We often get so caught up in ourselves that we forget other people have a completely different way of interacting with and looking at life.
In addition, our expectations of how others should be can dictate how we interact with other people and how happy we are in our relationships.
I’ve had a lot of expectations in my relationships, and I know how unhappy they can make you feel. I have found that it is very important to be aware of your expectations in a relationship and how they are affecting your relationship. Once you have that awareness, you can change the way you view your partner and circumstances that occur in the relationship.
An expectation is a strong belief, and believing that your partner is going to act a certain way, do something, or achieve something, is a huge setup for disappointment and conflict in the relationship.
This doesn’t mean that you shouldn’t expect a few things out of your partner. For instance, you should expect:
Those are all realistic things to expect in a relationship. However, there are other things that you should not expect because they are just not realistic.
1. Expecting Your Partner To Make You Happy
Too many people get in a relationship and expect their partner to make them happy. In fact, I know many people who feel they are not going to be happy until they are in a relationship. This is simply not true.
Happiness is not something you find from someone else. It is something you find from within.
Expecting your partner to make you happy is like expecting your partner to lose weight for you! It’s not going to happen! You have to make the choices that lead you to your desired state yourself.
When your partner doesn’t make you happy, it will cause you to be frustrated – and it will make you feel bad about yourself and your relationship. Those negative feelings will affect how you interact with your partner and how happy your relationship is.
2. Expecting Your Partner To Read Your Mind
It makes perfect sense to want to be known and understood, but you will never be perfectly understood, nor will your wants and needs be unerringly anticipated. – Huffington Post
You have probably been disappointed by your partner for not taking action on something that you hoped they would take action on.
For instance, you may have expected they would buy you a certain gift, take you out for a celebration, or just cook you a dinner after a hard day of work, but in the end they did none of that.
Expecting your partner to know what you are thinking is unrealistic. They cannot peer into your mind and know what you want, expect, think, need, or crave. They can guess, but they will likely be wrong, and you will be disappointed.
It would be nice if they could read your mind, but until that day comes it is important to clearly communicate what you want if you want something to happen at all.
3. Expecting Your Partner To Be Happy
Most of us don’t like it when other people are grumpy or not feeling good. But expecting them to be happy all (or most) of the time is unrealistic.
All humans go through a wide range of emotions, and your partner is no different. Depending on what is happening around them, they are going to be mad, sad, upset, angry, and possibly even depressed sometimes.

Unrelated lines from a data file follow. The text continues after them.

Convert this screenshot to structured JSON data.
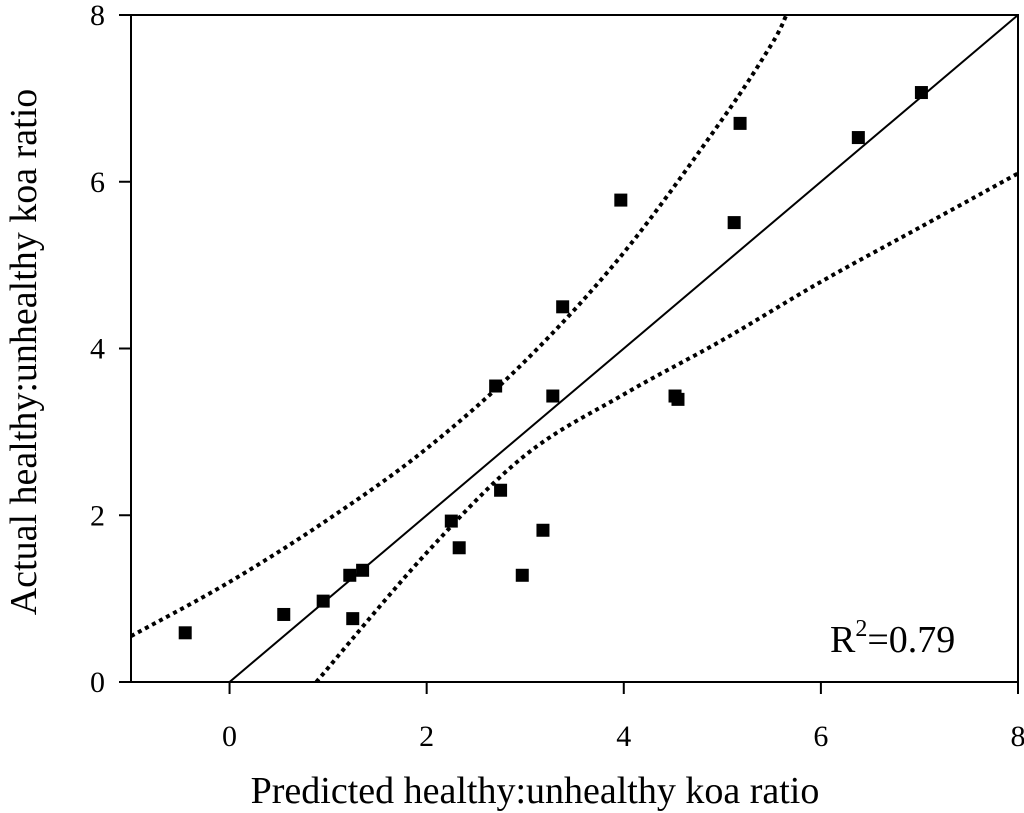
{
  "chart_data": {
    "type": "scatter",
    "title": "",
    "xlabel": "Predicted healthy:unhealthy koa ratio",
    "ylabel": "Actual healthy:unhealthy koa ratio",
    "xlim": [
      -1,
      8
    ],
    "ylim": [
      0,
      8
    ],
    "xticks": [
      "0",
      "2",
      "4",
      "6",
      "8"
    ],
    "yticks": [
      "0",
      "2",
      "4",
      "6",
      "8"
    ],
    "grid": false,
    "annotation": {
      "base": "R",
      "sup": "2",
      "rest": "=0.79"
    },
    "series": [
      {
        "name": "observations",
        "marker": "square",
        "points": [
          [
            -0.45,
            0.59
          ],
          [
            0.55,
            0.81
          ],
          [
            0.95,
            0.97
          ],
          [
            1.22,
            1.28
          ],
          [
            1.35,
            1.34
          ],
          [
            1.25,
            0.76
          ],
          [
            2.25,
            1.93
          ],
          [
            2.33,
            1.61
          ],
          [
            2.7,
            3.55
          ],
          [
            2.75,
            2.3
          ],
          [
            2.97,
            1.28
          ],
          [
            3.18,
            1.82
          ],
          [
            3.28,
            3.43
          ],
          [
            3.38,
            4.5
          ],
          [
            3.97,
            5.78
          ],
          [
            4.52,
            3.43
          ],
          [
            4.55,
            3.39
          ],
          [
            5.12,
            5.51
          ],
          [
            5.18,
            6.7
          ],
          [
            6.38,
            6.53
          ],
          [
            7.02,
            7.07
          ]
        ]
      }
    ],
    "fit_line": {
      "name": "1:1 line",
      "style": "solid",
      "points": [
        [
          0,
          0
        ],
        [
          8,
          8
        ]
      ]
    },
    "confidence_bands": [
      {
        "name": "upper",
        "style": "dotted",
        "points": [
          [
            -1,
            0.55
          ],
          [
            0,
            1.2
          ],
          [
            1,
            1.95
          ],
          [
            2,
            2.8
          ],
          [
            3,
            3.85
          ],
          [
            4,
            5.15
          ],
          [
            5,
            6.75
          ],
          [
            5.5,
            7.65
          ],
          [
            5.65,
            8
          ]
        ]
      },
      {
        "name": "lower",
        "style": "dotted",
        "points": [
          [
            0.88,
            0
          ],
          [
            2,
            1.55
          ],
          [
            3,
            2.72
          ],
          [
            4,
            3.45
          ],
          [
            5,
            4.1
          ],
          [
            6,
            4.8
          ],
          [
            7,
            5.45
          ],
          [
            8,
            6.1
          ]
        ]
      }
    ]
  }
}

Emotions help guide us towards the life we want. They help get us motivated. They help us figure out what we really want to do. And they help us work through difficult times.

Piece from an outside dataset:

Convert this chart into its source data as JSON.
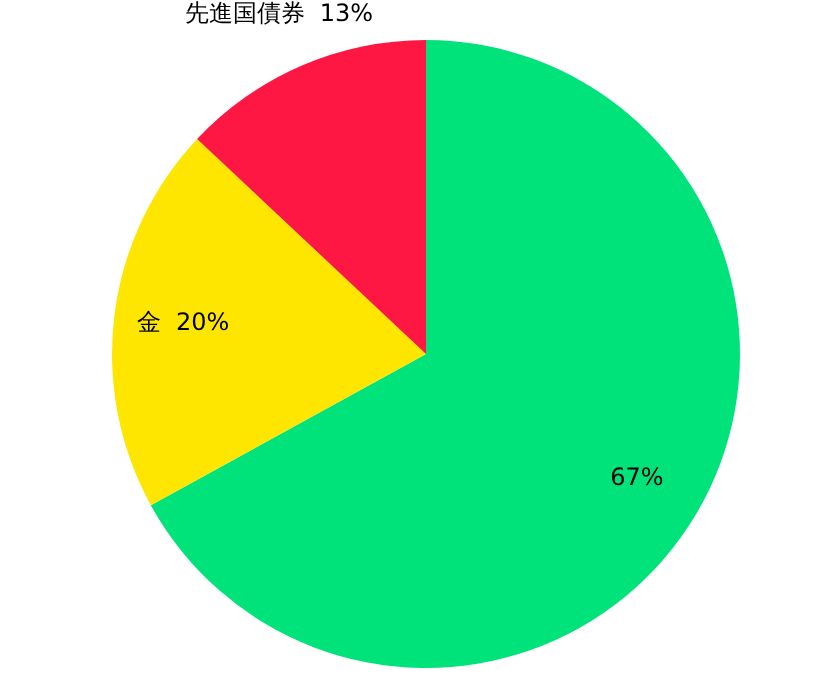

As long as their issues are not chronic, letting them work through their emotions (and possibly helping them if you can by listening and having patience) is important to their well-being, your well-being, and the strength of your relationship.
4. Expecting Your Partner To Get It Done The ‘Right’ Way
You’ve heard the old saying, “If you want a thing done well, do it yourself.” It took me a while, but I’ve realized that this is something that you should live by if you want to get things done in a way that pleases you.
Other people do things as well as they can or desire, and it may not live up to your expectations, which can be disappointing and cause you to make them feel as though they are not good enough.
For instance, I like things cleaned in a certain way. My husband can try to clean according to his expectations, but he doesn’t do the same kind of job I do. This causes frustration on my end, and anger or hurt on his, which is not something we want in our relationship.
The bottom line is that we all define what ‘right’ is differently. Either do it yourself or accept that the other person is doing their definition of right.
5. Expecting Your Partner To Have The Same Beliefs You Have
This is a huge cause of conflict. I’ve especially seen this in couples who have been together for a while and start to develop different beliefs.
Beliefs are formed from many things, such as experiences and evidence, and as we go through life our beliefs can change.
Some people can get very defensive around their beliefs, especially when they develop the mindset that their beliefs are the only beliefs that are acceptable in life.
In fact, they can get so narrow-minded, that they judge and hate others for being different. That’s not something you want to do in your relationship with your partner!
The truth is that we all have different beliefs on some level. Allowing your partner to have his or her beliefs, without making them feel bad about those beliefs, is essential to the overall happiness of your relationship.